In mancanza di metodi razionali per la valutazione delle prove non dovrebbe quindi stupire che, rispetto al medesimo caso giudiziario, vi possano essere sentenze di segno opposto e capovolgimenti di valutazione dal primo al secondo grado o in Cassazione; in fondo, il fatto che esistano più gradi di giudizio offre la possibilità al sistema giudiziario di ritornare sulle proprie decisioni, a garanzia dell’imputato.
Timidamente si intravedono, però, dei segnali di svolta nel nostro ordinamento. L’introduzione nel processo di un’evidenza così robusta come quella genetica dovrebbe essere di aiuto per la ricostruzione storica di un fatto e quindi questa sembrerebbe porsi come un aiuto ai fini della decisione.
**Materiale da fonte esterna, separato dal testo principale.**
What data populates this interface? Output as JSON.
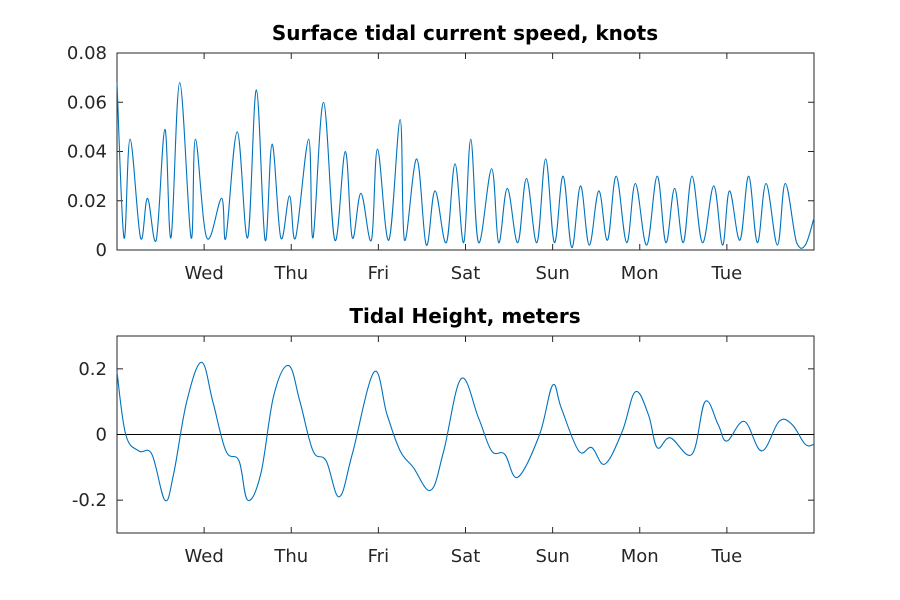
{
  "figure": {
    "background": "#ffffff",
    "line_color": "#0072bd",
    "zero_line_color": "#000000"
  },
  "chart_data": [
    {
      "type": "line",
      "title": "Surface tidal current speed, knots",
      "xlabel": "",
      "ylabel": "",
      "categories": [
        "Wed",
        "Thu",
        "Fri",
        "Sat",
        "Sun",
        "Mon",
        "Tue"
      ],
      "xlim": [
        0,
        8
      ],
      "ylim": [
        0,
        0.08
      ],
      "yticks": [
        0,
        0.02,
        0.04,
        0.06,
        0.08
      ],
      "ytick_labels": [
        "0",
        "0.02",
        "0.04",
        "0.06",
        "0.08"
      ],
      "grid": false,
      "series": [
        {
          "x": [
            0.0,
            0.08,
            0.15,
            0.27,
            0.35,
            0.45,
            0.55,
            0.62,
            0.72,
            0.85,
            0.9,
            1.03,
            1.2,
            1.25,
            1.38,
            1.5,
            1.6,
            1.7,
            1.78,
            1.88,
            1.98,
            2.05,
            2.2,
            2.25,
            2.37,
            2.5,
            2.62,
            2.7,
            2.8,
            2.92,
            2.99,
            3.12,
            3.25,
            3.3,
            3.44,
            3.55,
            3.65,
            3.78,
            3.88,
            3.98,
            4.06,
            4.15,
            4.3,
            4.38,
            4.48,
            4.6,
            4.7,
            4.82,
            4.92,
            5.02,
            5.12,
            5.22,
            5.32,
            5.42,
            5.53,
            5.63,
            5.73,
            5.85,
            5.95,
            6.08,
            6.2,
            6.3,
            6.4,
            6.5,
            6.6,
            6.72,
            6.85,
            6.95,
            7.03,
            7.15,
            7.25,
            7.35,
            7.45,
            7.58,
            7.67,
            7.8,
            7.9,
            8.0
          ],
          "y": [
            0.068,
            0.005,
            0.045,
            0.005,
            0.021,
            0.004,
            0.049,
            0.005,
            0.068,
            0.005,
            0.045,
            0.005,
            0.021,
            0.005,
            0.048,
            0.005,
            0.065,
            0.004,
            0.043,
            0.005,
            0.022,
            0.005,
            0.045,
            0.005,
            0.06,
            0.004,
            0.04,
            0.005,
            0.023,
            0.004,
            0.041,
            0.004,
            0.053,
            0.004,
            0.037,
            0.002,
            0.024,
            0.003,
            0.035,
            0.003,
            0.045,
            0.003,
            0.033,
            0.003,
            0.025,
            0.003,
            0.029,
            0.003,
            0.037,
            0.003,
            0.03,
            0.001,
            0.026,
            0.002,
            0.024,
            0.004,
            0.03,
            0.003,
            0.027,
            0.002,
            0.03,
            0.003,
            0.025,
            0.003,
            0.03,
            0.003,
            0.026,
            0.002,
            0.024,
            0.004,
            0.03,
            0.003,
            0.027,
            0.002,
            0.027,
            0.003,
            0.002,
            0.013
          ]
        }
      ]
    },
    {
      "type": "line",
      "title": "Tidal Height, meters",
      "xlabel": "",
      "ylabel": "",
      "categories": [
        "Wed",
        "Thu",
        "Fri",
        "Sat",
        "Sun",
        "Mon",
        "Tue"
      ],
      "xlim": [
        0,
        8
      ],
      "ylim": [
        -0.3,
        0.3
      ],
      "yticks": [
        -0.2,
        0,
        0.2
      ],
      "ytick_labels": [
        "-0.2",
        "0",
        "0.2"
      ],
      "grid": false,
      "reference_line": 0,
      "series": [
        {
          "x": [
            0.0,
            0.1,
            0.25,
            0.4,
            0.55,
            0.65,
            0.8,
            0.97,
            1.1,
            1.25,
            1.4,
            1.5,
            1.65,
            1.8,
            1.97,
            2.1,
            2.25,
            2.4,
            2.55,
            2.7,
            2.95,
            3.1,
            3.25,
            3.4,
            3.6,
            3.75,
            3.95,
            4.15,
            4.3,
            4.45,
            4.6,
            4.85,
            5.0,
            5.1,
            5.3,
            5.45,
            5.6,
            5.8,
            5.95,
            6.1,
            6.2,
            6.35,
            6.6,
            6.75,
            6.9,
            7.0,
            7.2,
            7.4,
            7.6,
            7.75,
            7.9,
            8.0
          ],
          "y": [
            0.19,
            0.0,
            -0.05,
            -0.06,
            -0.2,
            -0.12,
            0.1,
            0.22,
            0.1,
            -0.05,
            -0.08,
            -0.2,
            -0.12,
            0.12,
            0.21,
            0.1,
            -0.05,
            -0.08,
            -0.19,
            -0.06,
            0.19,
            0.06,
            -0.05,
            -0.1,
            -0.17,
            -0.05,
            0.17,
            0.05,
            -0.05,
            -0.06,
            -0.13,
            0.0,
            0.15,
            0.08,
            -0.05,
            -0.04,
            -0.09,
            0.01,
            0.13,
            0.06,
            -0.04,
            -0.01,
            -0.06,
            0.1,
            0.03,
            -0.02,
            0.04,
            -0.05,
            0.04,
            0.03,
            -0.03,
            -0.03
          ]
        }
      ]
    }
  ]
}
Nelle cause civili effettivamente i test del DNA fanno spesso la differenza. Basti pensare ai test di paternità che ormai sono fondamentali per le decisioni nel diritto di famiglia. In questi casi vi è generalmente un basso livello di scontro tra le parti, almeno quando non vi siano interessi economici rilevanti da tutelare.
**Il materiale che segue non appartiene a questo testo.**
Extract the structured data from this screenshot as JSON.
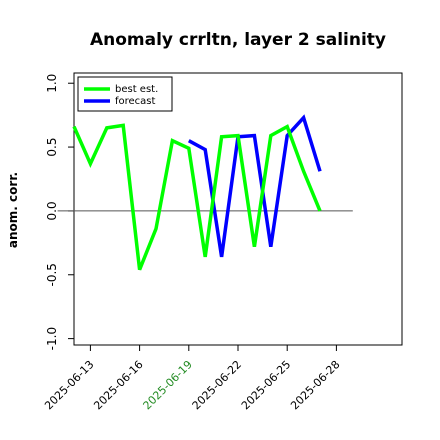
{
  "chart_data": {
    "type": "line",
    "title": "Anomaly crrltn, layer 2 salinity",
    "xlabel": "",
    "ylabel": "anom. corr.",
    "ylim": [
      -1.05,
      1.08
    ],
    "xlim": [
      -3,
      57
    ],
    "yticks": [
      -1.0,
      -0.5,
      0.0,
      0.5,
      1.0
    ],
    "ytick_labels": [
      "-1.0",
      "-0.5",
      "0.0",
      "0.5",
      "1.0"
    ],
    "xticks": [
      {
        "pos": 0,
        "label": "2025-06-13",
        "color": "#000000"
      },
      {
        "pos": 9,
        "label": "2025-06-16",
        "color": "#000000"
      },
      {
        "pos": 18,
        "label": "2025-06-19",
        "color": "#228B22"
      },
      {
        "pos": 27,
        "label": "2025-06-22",
        "color": "#000000"
      },
      {
        "pos": 36,
        "label": "2025-06-25",
        "color": "#000000"
      },
      {
        "pos": 45,
        "label": "2025-06-28",
        "color": "#000000"
      }
    ],
    "zero_line": {
      "y": 0,
      "x_range": [
        -6,
        48
      ]
    },
    "legend": {
      "placement": "top-left",
      "entries": [
        "best est.",
        "forecast"
      ]
    },
    "series": [
      {
        "name": "forecast",
        "color": "#0000ff",
        "x": [
          18,
          21,
          24,
          27,
          30,
          33,
          36,
          39,
          42
        ],
        "y": [
          0.55,
          0.48,
          -0.36,
          0.58,
          0.59,
          -0.28,
          0.59,
          0.73,
          0.31
        ]
      },
      {
        "name": "best est.",
        "color": "#00ff00",
        "x": [
          -3,
          0,
          3,
          6,
          9,
          12,
          15,
          18,
          21,
          24,
          27,
          30,
          33,
          36,
          39,
          42,
          45
        ],
        "y": [
          0.66,
          0.37,
          0.65,
          0.67,
          -0.46,
          -0.14,
          0.55,
          0.49,
          -0.36,
          0.58,
          0.59,
          -0.28,
          0.59,
          0.66,
          0.31,
          0.0,
          null
        ]
      }
    ]
  }
}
La normativa sulla Banca dati del DNA qualifica poi la prova genetica fornendo al giudice e a tutte le parti processuali, un dato scientifico attendibile. Questo perchè la prova che lo produce è accreditata e dunque verificato da un ente terzo, indipendente e imparziale. Esso rappresenta quindi un modello sul quale potrebbe costruirsi un sistema giudiziario complessivamente più solido. E non solo per la genetica forense, ma per la prova scientifica e il suo utilizzo ai fini della decisione.
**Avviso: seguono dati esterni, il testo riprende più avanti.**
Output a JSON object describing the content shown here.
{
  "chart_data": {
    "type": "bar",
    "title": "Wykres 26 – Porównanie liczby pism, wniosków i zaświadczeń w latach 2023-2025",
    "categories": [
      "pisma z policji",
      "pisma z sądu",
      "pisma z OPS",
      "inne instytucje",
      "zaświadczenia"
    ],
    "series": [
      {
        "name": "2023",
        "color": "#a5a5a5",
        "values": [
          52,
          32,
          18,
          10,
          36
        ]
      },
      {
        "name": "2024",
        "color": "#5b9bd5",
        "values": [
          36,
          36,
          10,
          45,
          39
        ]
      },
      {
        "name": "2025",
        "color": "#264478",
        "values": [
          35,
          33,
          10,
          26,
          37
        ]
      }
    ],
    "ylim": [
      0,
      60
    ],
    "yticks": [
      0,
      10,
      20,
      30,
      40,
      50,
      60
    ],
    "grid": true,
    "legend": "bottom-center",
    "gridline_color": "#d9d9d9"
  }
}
[1] Cf. A. De Francesco, Sul giusto processo, Alfredo De Francesco 2015 (ebook).
[2] Giovanni Canzio (L’“oltre ogni ragionevole dubbio” come regola probatoria e di giudizio nel processo penale, in Riv. It. Dir. Proc. Pen. [2004], 304 ss.) definisce che «la regola di giudizio dell’oltre ogni ragionevole dubbio pretende (ben al di la della stereotipa affermazione del principio del libero convincimento del giudice) percorsi epistemologicamente corretti, argomentazioni motivate circa le opzioni valutative della prova, giustificazione razionale della decisione, standard conclusivi di alta probabilità logica in termini di certezza processuale, dovendosi riconoscere che il diritto alla prova come espressione del diritto di difesa estende il suo ambito fino a comprendere il diritto delle parti a una valutazione legale completa e razionale della prova».
[3] T. Lanciano et al., Promuovere e potenziare l’Intelligenza Emotiva: applicazioni in ambito forense, in Psichiatria, psicologia e diritto (2011), 5.
[4] A. Forza, Razionalità ed emozioni del giudicante, in Criminalia 2011, ETS, Pisa 2012, 353.
[5] P. Felicioni, La prova del DNA tra esaltazione mediatica e realtà applicativa.Archivio Penale 2012.